The Turkish central bank is employing short-term borrowing to bolster the lira. Investors and currency traders are uneasy with the actions. Laura Pitel and Adam Samson report for the FT:
Turkey’s central bank has bolstered its foreign currency reserves with billions of dollars of short-term borrowed money, raising fears among analysts and investors that the country is overstating its ability to defend itself in a fresh lira crisis.
Reported net foreign reserves held by the central bank stood at $28.1bn in early April — a sum that investors already believed was inadequate because of Turkey’s heavy need for dollars to cover debt and foreign trade.
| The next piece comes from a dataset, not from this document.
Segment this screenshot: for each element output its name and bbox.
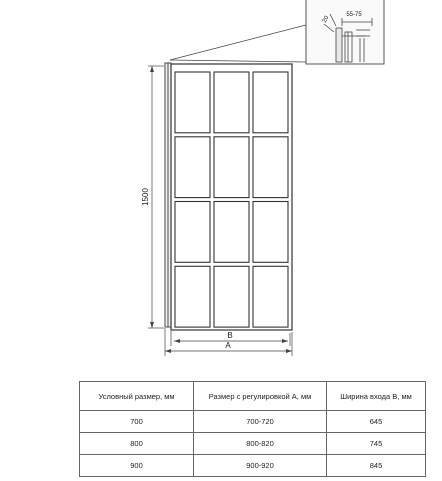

But calculations by the Financial Times suggest that this total has been enhanced by an unusual surge in the use of short-term borrowing, or swaps, since March 25. Stripping those swaps out, the total is less than $16bn.
Analysts and investors, already skittish about putting money to work in Turkey given the direction of economic policy under President Recep Tayyip Erdogan, are concerned that the state of the financial defences leaves the country ill-equipped to deal with any potential market crisis.
The lira dropped as much as 1.9 per cent in morning dealings in London on Thursday, reaching TL5.847, the weakest point since October 2018, Refinitiv data show.
In a written response to questions from the Financial Times, the central bank acknowledged publicly for the first time that its use of currency swaps “may impact reserve figures”, but said its method for accounting for them was in “full compliance with international norms”.
However, some market watchers were uncomfortable. “I don’t think these are conventional operations and they are somewhat less than transparent,” said Julian Rimmer, an emerging-market equities trader at Investec Bank. He added: “A central bank cannot risk being seen as economical with the truth.”